Programmers call this “refactoring,” but really it isn’t a new idea.  In Walden, Thoreau wrote that “To affect the quality of the day, that is the highest of arts.”  Academics should already know that process is more important than product, as the idea shows up in various guises throughout the canon, but its surprising how few of them act like they know it.  Really, your CV shares the same relationship to a life of research and teaching as a coprolite does to a good meal.

When I return from my sabbatical, the second thing that people are going to ask me is “was it productive?”  I think I’m going to say, “Well… it was byproductive.”  And then we’ll see where the conversation goes from there.

From 2005 to 2008 I kept a research weblog called Digital History Hacks. As an open access, open content publishing platform, the blog served my purposes nicely. It was less well suited to sharing open source code, however, and didn’t support humanistic fabrication at all. Adding a private wiki helped a little bit, but didn’t go nearly far enough. So I decided to build The New Manufactory around the following ideas.

Working in the Heraclitean mode. If it ever made sense to divide scholarship into phases of research and writing, it no longer does. We now have to work in a mode where things around us are constantly changing, and we’re trying to do everything, all the time. As Heraclitus supposedly said, “all is flux.” So until your interpretation stabilizes…
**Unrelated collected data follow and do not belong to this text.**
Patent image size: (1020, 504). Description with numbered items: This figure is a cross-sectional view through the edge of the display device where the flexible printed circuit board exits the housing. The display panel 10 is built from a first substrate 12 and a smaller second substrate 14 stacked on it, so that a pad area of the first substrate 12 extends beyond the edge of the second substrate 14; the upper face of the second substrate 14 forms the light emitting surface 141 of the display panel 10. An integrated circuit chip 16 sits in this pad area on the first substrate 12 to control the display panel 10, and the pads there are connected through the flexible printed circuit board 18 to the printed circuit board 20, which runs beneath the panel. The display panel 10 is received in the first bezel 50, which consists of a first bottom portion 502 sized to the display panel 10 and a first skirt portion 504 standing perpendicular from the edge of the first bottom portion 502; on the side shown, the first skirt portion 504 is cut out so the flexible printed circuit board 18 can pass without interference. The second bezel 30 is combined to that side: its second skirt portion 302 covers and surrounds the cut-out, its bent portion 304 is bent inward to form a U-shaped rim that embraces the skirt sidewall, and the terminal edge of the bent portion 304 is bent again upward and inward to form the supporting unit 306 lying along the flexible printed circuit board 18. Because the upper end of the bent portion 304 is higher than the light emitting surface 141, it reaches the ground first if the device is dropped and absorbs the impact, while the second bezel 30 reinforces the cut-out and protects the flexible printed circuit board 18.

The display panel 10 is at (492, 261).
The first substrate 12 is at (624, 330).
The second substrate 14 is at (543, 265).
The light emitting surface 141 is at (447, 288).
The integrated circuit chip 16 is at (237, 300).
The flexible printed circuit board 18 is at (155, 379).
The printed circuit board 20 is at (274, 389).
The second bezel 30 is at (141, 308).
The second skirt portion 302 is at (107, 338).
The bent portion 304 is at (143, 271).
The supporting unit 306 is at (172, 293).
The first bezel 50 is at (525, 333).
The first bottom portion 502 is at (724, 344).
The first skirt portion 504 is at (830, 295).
  • You keep refining your ensemble of questions
  • Your spiders and feeds provide a constant stream of potential sources
  • Unsupervised learning methods reveal clusters which help to direct your attention
  • Adaptive filters track your interests as they fluctuate
  • You create or contribute to open source software as needed
  • You write/publish incrementally in an open access venue
  • Your research process is subject to continual peer review
  • Your reputation develops

Assemblages and rhizomes. Digital scholarship adds algorithms, source code, digital representations, version control, networked collaborators, application programming interfaces, simulations, machine learners, visualizations and a slew of other new things to philology. Beyond that, fabrication adds tools, instruments, materials, machines, workbenches, techniques, feedstock, fasteners, electronics, numerical control, and so on. The things that we have to figure out don’t come in neat packages or fit into hierarchies.

A tight loop between digitization and materialization. Digital representations have a number of well known qualities: they’re perfectly plastic, can be duplicated almost without cost, transmitted in the blink of an eye and stored in vanishingly small physical spaces. Every digital source can also be the subject of computational processing. So it makes a lot of sense to create and share digital records. Freeing information in this social sense, however, doesn’t mean that information can or should always be divorced from material objects or particular settings. We can link the digital and material with GPS, RFIDs, radio triangulation, barcodes, computer vision or embedded network servers. We can augment the material world with digital sources, and increasingly we can materialize digital sources with 3D printers or inexpensive CNC mills and lathes.

Everything should be self-documenting. Recording devices like sensors, scanners and cameras can be built into the workbench. They can automatically upload and archive photographs, videos, audio files and other kinds of digital representations. Electronic instruments can be polled for measurements. Machine tools can report their status via syndicated feeds. When we make and use things in the world, we can make and make use of born-digital data, too.

Co-presence and telepresence. Human beings (and other primates) learn by watching one another’s eyes and hands, so why not make it possible to do this remotely? Workers at a pair of augmented workbenches could be made aware of one another’s actions by a stream of low-latency signals. Sensors and actuators could support remote gesture, touch, manipulation and a sense of presence. Services like Pachube can be used to leverage this information, so that it can be remixed and repurposed.